Tensions régionales en hausse
CNN a rapporté que le Pentagone et le Conseil de sécurité nationale ont sous-estimé la capacité de l’Iran à fermer le détroit en réponse à des frappes américaines. CBS News a rapporté vendredi que les États-Unis ont tiré sur un navire iranien qui s’était trop approché du porte-avions USS Abraham Lincoln. Après ces informations, les prix du pétrole brut ont augmenté. Le West Texas Intermediate (WTI) gagnait 9,68% sur la séance, à 95,88 $. Le WTI (West Texas Intermediate) est un type de pétrole brut de référence, utilisé comme prix “repère” sur les marchés, avec le Brent et le Dubai Crude. Il vient des États-Unis et passe par le centre de Cushing, un grand site de stockage et de distribution.

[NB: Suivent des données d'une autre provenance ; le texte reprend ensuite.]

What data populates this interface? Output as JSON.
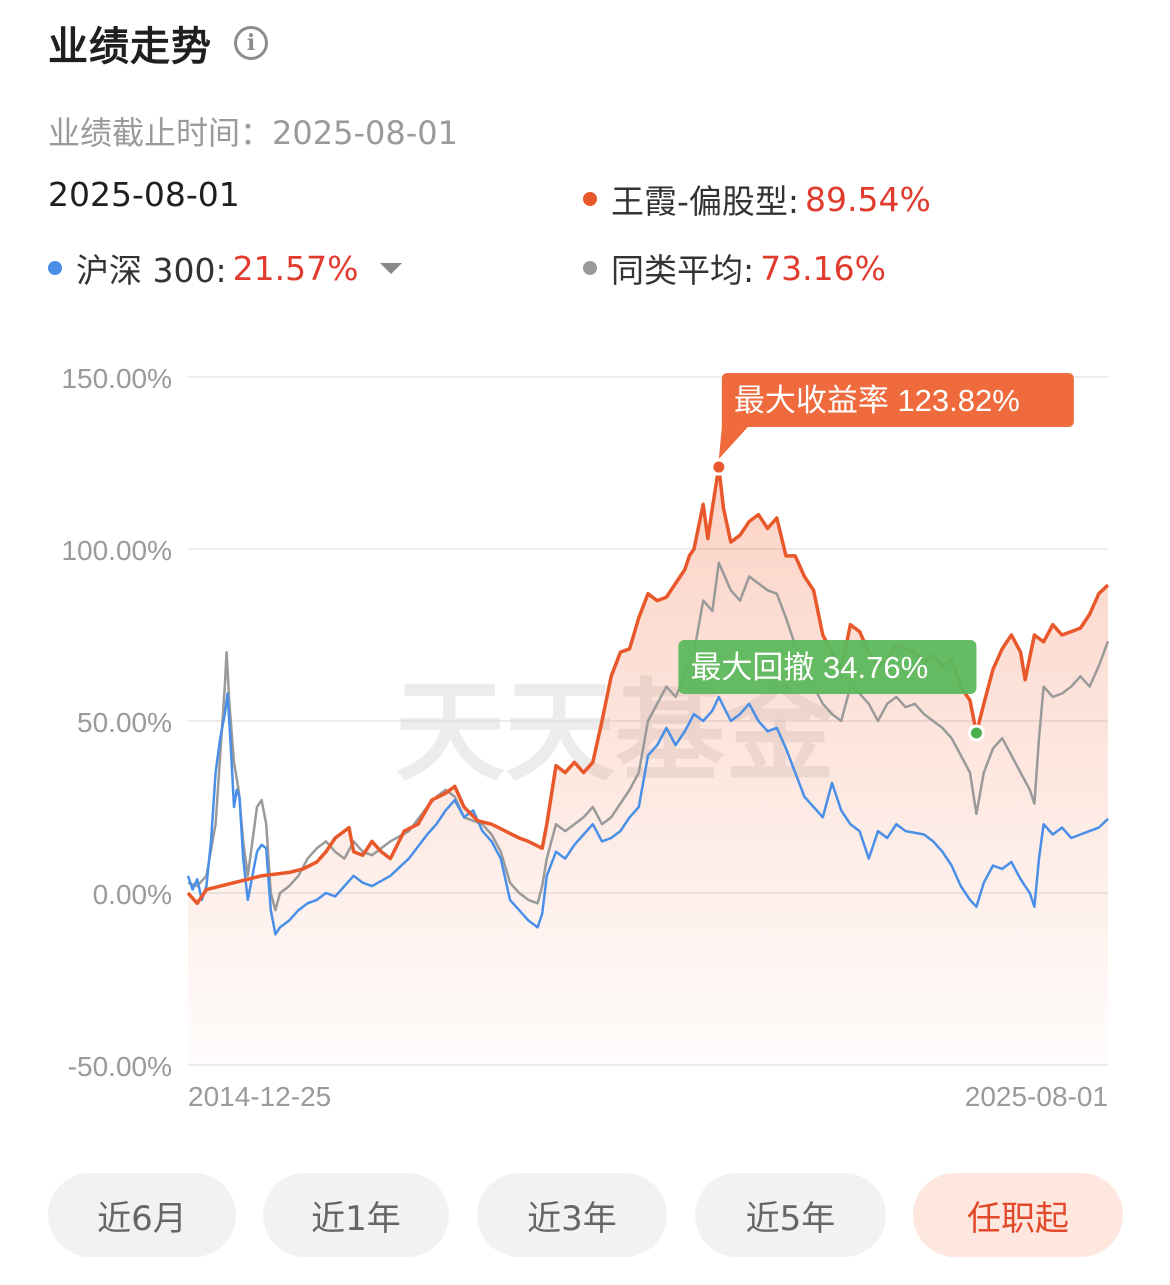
{
  "header": {
    "title": "业绩走势",
    "info_icon": "info-icon"
  },
  "subtitle": "业绩截止时间：2025-08-01",
  "current_date": "2025-08-01",
  "legend": [
    {
      "name": "王霞-偏股型:",
      "value": "89.54%",
      "color": "#e8582b"
    },
    {
      "name": "沪深 300:",
      "value": "21.57%",
      "color": "#4a8fe7"
    },
    {
      "name": "同类平均:",
      "value": "73.16%",
      "color": "#9a9a9a"
    }
  ],
  "chart_data": {
    "type": "line",
    "y_ticks": [
      "150.00%",
      "100.00%",
      "50.00%",
      "0.00%",
      "-50.00%"
    ],
    "ylim": [
      -50,
      150
    ],
    "x_labels": [
      "2014-12-25",
      "2025-08-01"
    ],
    "watermark": "天天基金",
    "annotations": {
      "max_return": {
        "label": "最大收益率 123.82%",
        "value": 123.82,
        "t": 0.577
      },
      "max_drawdown": {
        "label": "最大回撤 34.76%",
        "value": 46.5,
        "t": 0.857
      }
    },
    "series": [
      {
        "name": "王霞-偏股型",
        "color": "#e8582b",
        "points": [
          [
            0,
            0
          ],
          [
            0.01,
            -3
          ],
          [
            0.02,
            1
          ],
          [
            0.05,
            3
          ],
          [
            0.08,
            5
          ],
          [
            0.11,
            6
          ],
          [
            0.125,
            7
          ],
          [
            0.14,
            9
          ],
          [
            0.15,
            12
          ],
          [
            0.16,
            16
          ],
          [
            0.175,
            19
          ],
          [
            0.18,
            12
          ],
          [
            0.19,
            11
          ],
          [
            0.2,
            15
          ],
          [
            0.21,
            12
          ],
          [
            0.22,
            10
          ],
          [
            0.235,
            18
          ],
          [
            0.25,
            20
          ],
          [
            0.265,
            27
          ],
          [
            0.28,
            29
          ],
          [
            0.29,
            31
          ],
          [
            0.3,
            25
          ],
          [
            0.315,
            21
          ],
          [
            0.33,
            20
          ],
          [
            0.345,
            18
          ],
          [
            0.36,
            16
          ],
          [
            0.37,
            15
          ],
          [
            0.385,
            13
          ],
          [
            0.39,
            20
          ],
          [
            0.4,
            37
          ],
          [
            0.41,
            35
          ],
          [
            0.42,
            38
          ],
          [
            0.43,
            35
          ],
          [
            0.44,
            38
          ],
          [
            0.45,
            50
          ],
          [
            0.46,
            63
          ],
          [
            0.47,
            70
          ],
          [
            0.48,
            71
          ],
          [
            0.49,
            80
          ],
          [
            0.5,
            87
          ],
          [
            0.51,
            85
          ],
          [
            0.52,
            86
          ],
          [
            0.53,
            90
          ],
          [
            0.54,
            94
          ],
          [
            0.545,
            98
          ],
          [
            0.55,
            100
          ],
          [
            0.56,
            113
          ],
          [
            0.565,
            103
          ],
          [
            0.57,
            112
          ],
          [
            0.577,
            123.82
          ],
          [
            0.582,
            112
          ],
          [
            0.59,
            102
          ],
          [
            0.6,
            104
          ],
          [
            0.61,
            108
          ],
          [
            0.62,
            110
          ],
          [
            0.63,
            106
          ],
          [
            0.64,
            109
          ],
          [
            0.65,
            98
          ],
          [
            0.66,
            98
          ],
          [
            0.67,
            92
          ],
          [
            0.68,
            88
          ],
          [
            0.69,
            75
          ],
          [
            0.7,
            70
          ],
          [
            0.71,
            65
          ],
          [
            0.72,
            78
          ],
          [
            0.73,
            76
          ],
          [
            0.74,
            70
          ],
          [
            0.75,
            66
          ],
          [
            0.76,
            68
          ],
          [
            0.77,
            72
          ],
          [
            0.78,
            71
          ],
          [
            0.79,
            70
          ],
          [
            0.8,
            67
          ],
          [
            0.81,
            69
          ],
          [
            0.82,
            66
          ],
          [
            0.83,
            68
          ],
          [
            0.84,
            60
          ],
          [
            0.85,
            56
          ],
          [
            0.857,
            46.5
          ],
          [
            0.865,
            55
          ],
          [
            0.875,
            65
          ],
          [
            0.885,
            71
          ],
          [
            0.895,
            75
          ],
          [
            0.905,
            70
          ],
          [
            0.91,
            62
          ],
          [
            0.92,
            75
          ],
          [
            0.93,
            73
          ],
          [
            0.94,
            78
          ],
          [
            0.95,
            75
          ],
          [
            0.96,
            76
          ],
          [
            0.97,
            77
          ],
          [
            0.98,
            81
          ],
          [
            0.99,
            87
          ],
          [
            1,
            89.54
          ]
        ]
      },
      {
        "name": "沪深 300",
        "color": "#4a8fe7",
        "points": [
          [
            0,
            5
          ],
          [
            0.005,
            1
          ],
          [
            0.01,
            4
          ],
          [
            0.015,
            -2
          ],
          [
            0.02,
            2
          ],
          [
            0.025,
            15
          ],
          [
            0.03,
            35
          ],
          [
            0.035,
            45
          ],
          [
            0.04,
            52
          ],
          [
            0.043,
            58
          ],
          [
            0.046,
            45
          ],
          [
            0.05,
            25
          ],
          [
            0.053,
            30
          ],
          [
            0.056,
            28
          ],
          [
            0.06,
            10
          ],
          [
            0.065,
            -2
          ],
          [
            0.07,
            5
          ],
          [
            0.075,
            12
          ],
          [
            0.08,
            14
          ],
          [
            0.085,
            13
          ],
          [
            0.09,
            -5
          ],
          [
            0.095,
            -12
          ],
          [
            0.1,
            -10
          ],
          [
            0.11,
            -8
          ],
          [
            0.12,
            -5
          ],
          [
            0.13,
            -3
          ],
          [
            0.14,
            -2
          ],
          [
            0.15,
            0
          ],
          [
            0.16,
            -1
          ],
          [
            0.17,
            2
          ],
          [
            0.18,
            5
          ],
          [
            0.19,
            3
          ],
          [
            0.2,
            2
          ],
          [
            0.22,
            5
          ],
          [
            0.24,
            10
          ],
          [
            0.26,
            17
          ],
          [
            0.27,
            20
          ],
          [
            0.28,
            24
          ],
          [
            0.29,
            27
          ],
          [
            0.3,
            22
          ],
          [
            0.31,
            24
          ],
          [
            0.32,
            18
          ],
          [
            0.33,
            15
          ],
          [
            0.34,
            10
          ],
          [
            0.35,
            -2
          ],
          [
            0.36,
            -5
          ],
          [
            0.37,
            -8
          ],
          [
            0.38,
            -10
          ],
          [
            0.385,
            -6
          ],
          [
            0.39,
            5
          ],
          [
            0.4,
            12
          ],
          [
            0.41,
            10
          ],
          [
            0.42,
            14
          ],
          [
            0.43,
            17
          ],
          [
            0.44,
            20
          ],
          [
            0.45,
            15
          ],
          [
            0.46,
            16
          ],
          [
            0.47,
            18
          ],
          [
            0.48,
            22
          ],
          [
            0.49,
            25
          ],
          [
            0.5,
            40
          ],
          [
            0.51,
            43
          ],
          [
            0.52,
            48
          ],
          [
            0.53,
            43
          ],
          [
            0.54,
            47
          ],
          [
            0.55,
            52
          ],
          [
            0.56,
            50
          ],
          [
            0.57,
            53
          ],
          [
            0.577,
            57
          ],
          [
            0.59,
            50
          ],
          [
            0.6,
            52
          ],
          [
            0.61,
            55
          ],
          [
            0.62,
            50
          ],
          [
            0.63,
            47
          ],
          [
            0.64,
            48
          ],
          [
            0.65,
            42
          ],
          [
            0.66,
            35
          ],
          [
            0.67,
            28
          ],
          [
            0.68,
            25
          ],
          [
            0.69,
            22
          ],
          [
            0.7,
            32
          ],
          [
            0.71,
            24
          ],
          [
            0.72,
            20
          ],
          [
            0.73,
            18
          ],
          [
            0.74,
            10
          ],
          [
            0.75,
            18
          ],
          [
            0.76,
            16
          ],
          [
            0.77,
            20
          ],
          [
            0.78,
            18
          ],
          [
            0.8,
            17
          ],
          [
            0.81,
            15
          ],
          [
            0.82,
            12
          ],
          [
            0.83,
            8
          ],
          [
            0.84,
            2
          ],
          [
            0.85,
            -2
          ],
          [
            0.857,
            -4
          ],
          [
            0.865,
            3
          ],
          [
            0.875,
            8
          ],
          [
            0.885,
            7
          ],
          [
            0.895,
            9
          ],
          [
            0.905,
            4
          ],
          [
            0.915,
            0
          ],
          [
            0.92,
            -4
          ],
          [
            0.925,
            10
          ],
          [
            0.93,
            20
          ],
          [
            0.94,
            17
          ],
          [
            0.95,
            19
          ],
          [
            0.96,
            16
          ],
          [
            0.97,
            17
          ],
          [
            0.98,
            18
          ],
          [
            0.99,
            19
          ],
          [
            1,
            21.57
          ]
        ]
      },
      {
        "name": "同类平均",
        "color": "#9a9a9a",
        "points": [
          [
            0,
            3
          ],
          [
            0.01,
            2
          ],
          [
            0.02,
            5
          ],
          [
            0.03,
            20
          ],
          [
            0.035,
            40
          ],
          [
            0.04,
            60
          ],
          [
            0.042,
            70
          ],
          [
            0.045,
            55
          ],
          [
            0.05,
            38
          ],
          [
            0.055,
            30
          ],
          [
            0.06,
            15
          ],
          [
            0.065,
            5
          ],
          [
            0.07,
            15
          ],
          [
            0.075,
            25
          ],
          [
            0.08,
            27
          ],
          [
            0.085,
            20
          ],
          [
            0.09,
            0
          ],
          [
            0.095,
            -5
          ],
          [
            0.1,
            0
          ],
          [
            0.11,
            2
          ],
          [
            0.12,
            5
          ],
          [
            0.13,
            10
          ],
          [
            0.14,
            13
          ],
          [
            0.15,
            15
          ],
          [
            0.16,
            12
          ],
          [
            0.17,
            10
          ],
          [
            0.18,
            15
          ],
          [
            0.19,
            12
          ],
          [
            0.2,
            11
          ],
          [
            0.22,
            15
          ],
          [
            0.24,
            18
          ],
          [
            0.26,
            25
          ],
          [
            0.27,
            28
          ],
          [
            0.28,
            30
          ],
          [
            0.29,
            28
          ],
          [
            0.3,
            22
          ],
          [
            0.32,
            20
          ],
          [
            0.33,
            17
          ],
          [
            0.34,
            12
          ],
          [
            0.35,
            3
          ],
          [
            0.36,
            0
          ],
          [
            0.37,
            -2
          ],
          [
            0.38,
            -3
          ],
          [
            0.385,
            2
          ],
          [
            0.39,
            10
          ],
          [
            0.4,
            20
          ],
          [
            0.41,
            18
          ],
          [
            0.42,
            20
          ],
          [
            0.43,
            22
          ],
          [
            0.44,
            25
          ],
          [
            0.45,
            20
          ],
          [
            0.46,
            22
          ],
          [
            0.47,
            26
          ],
          [
            0.48,
            30
          ],
          [
            0.49,
            35
          ],
          [
            0.5,
            50
          ],
          [
            0.51,
            55
          ],
          [
            0.52,
            60
          ],
          [
            0.53,
            57
          ],
          [
            0.54,
            63
          ],
          [
            0.55,
            70
          ],
          [
            0.56,
            85
          ],
          [
            0.57,
            82
          ],
          [
            0.577,
            96
          ],
          [
            0.59,
            88
          ],
          [
            0.6,
            85
          ],
          [
            0.61,
            92
          ],
          [
            0.62,
            90
          ],
          [
            0.63,
            88
          ],
          [
            0.64,
            87
          ],
          [
            0.65,
            80
          ],
          [
            0.66,
            72
          ],
          [
            0.67,
            65
          ],
          [
            0.68,
            60
          ],
          [
            0.69,
            55
          ],
          [
            0.7,
            52
          ],
          [
            0.71,
            50
          ],
          [
            0.72,
            60
          ],
          [
            0.73,
            58
          ],
          [
            0.74,
            55
          ],
          [
            0.75,
            50
          ],
          [
            0.76,
            55
          ],
          [
            0.77,
            57
          ],
          [
            0.78,
            54
          ],
          [
            0.79,
            55
          ],
          [
            0.8,
            52
          ],
          [
            0.81,
            50
          ],
          [
            0.82,
            48
          ],
          [
            0.83,
            45
          ],
          [
            0.84,
            40
          ],
          [
            0.85,
            35
          ],
          [
            0.857,
            23
          ],
          [
            0.865,
            35
          ],
          [
            0.875,
            42
          ],
          [
            0.885,
            45
          ],
          [
            0.895,
            40
          ],
          [
            0.905,
            35
          ],
          [
            0.915,
            30
          ],
          [
            0.92,
            26
          ],
          [
            0.925,
            45
          ],
          [
            0.93,
            60
          ],
          [
            0.94,
            57
          ],
          [
            0.95,
            58
          ],
          [
            0.96,
            60
          ],
          [
            0.97,
            63
          ],
          [
            0.98,
            60
          ],
          [
            0.99,
            66
          ],
          [
            1,
            73.16
          ]
        ]
      }
    ]
  },
  "ranges": [
    {
      "label": "近6月",
      "active": false
    },
    {
      "label": "近1年",
      "active": false
    },
    {
      "label": "近3年",
      "active": false
    },
    {
      "label": "近5年",
      "active": false
    },
    {
      "label": "任职起",
      "active": true
    }
  ]
}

La hausse soudaine du WTI au-dessus de 95 $ signifie que le marché anticipe un choc important sur l’approvisionnement, car le détroit d’Ormuz laisse passer environ 21 millions de barils par jour, soit près de 20% de la consommation mondiale. Cette hausse rapide montre que les marchés de l’énergie peuvent rester très instables. Les prix pourraient remonter au-dessus de 100 $ très vite si la situation s’aggrave.Options et conséquences sur la volatilité
On peut comparer avec le début de 2022 après le déclenchement du conflit en Ukraine, quand le Brent a brièvement atteint presque 140 $ le baril. La crise actuelle touche plus directement l’approvisionnement réel (le pétrole physique), ce qui veut dire que le plafond des prix peut être aussi élevé, voire plus. Les positions sur produits dérivés doivent intégrer le risque de mouvements rapides guidés par les titres d’actualité dans les prochaines semaines. La hausse du pétrole a entraîné une augmentation de la volatilité implicite, c’est-à-dire la volatilité que le marché “intègre” dans le prix des options. Résultat: les contrats d’options sur les contrats à terme (futures) sur le pétrole deviennent beaucoup plus chers. Les options d’achat (call), qui gagnent si le prix monte, sont une façon directe de profiter d’une hausse, mais leur coût élevé augmente le risque. Les traders peuvent aussi envisager des stratégies comme un bull call spread (achat d’un call et vente d’un autre call à un prix plus haut) pour réduire l’argent à payer au départ tout en gardant une partie du potentiel de hausse. On s’attend à un écart net entre les actions, ce qui peut créer des opportunités de produits dérivés hors énergie. Des options d’achat sur l’ETF (fonds coté en Bourse) du secteur de l’énergie (XLE) sont une option logique, car les bénéfices des producteurs peuvent augmenter avec un pétrole plus cher. À l’inverse, des options de vente (put), qui gagnent si le prix baisse, sur les transporteurs et les compagnies aériennes peuvent être intéressantes, car la hausse du carburant réduit directement leurs marges (leur profit). Ce choc énergétique complique l’inflation mondiale, qui commençait à ralentir fin 2025 après plusieurs années de hausse. Le taux d’inflation aux États-Unis, tombé à 2,8% au dernier trimestre, va probablement repartir à la hausse, ce qui peut forcer la Réserve fédérale (la banque centrale des États-Unis) à revoir ses baisses de taux prévues. Cela augmente le risque de baisse pour l’ensemble du marché, ce qui peut rendre utiles des puts de protection sur des indices comme le S&P 500 (un indice boursier qui regroupe 500 grandes entreprises américaines).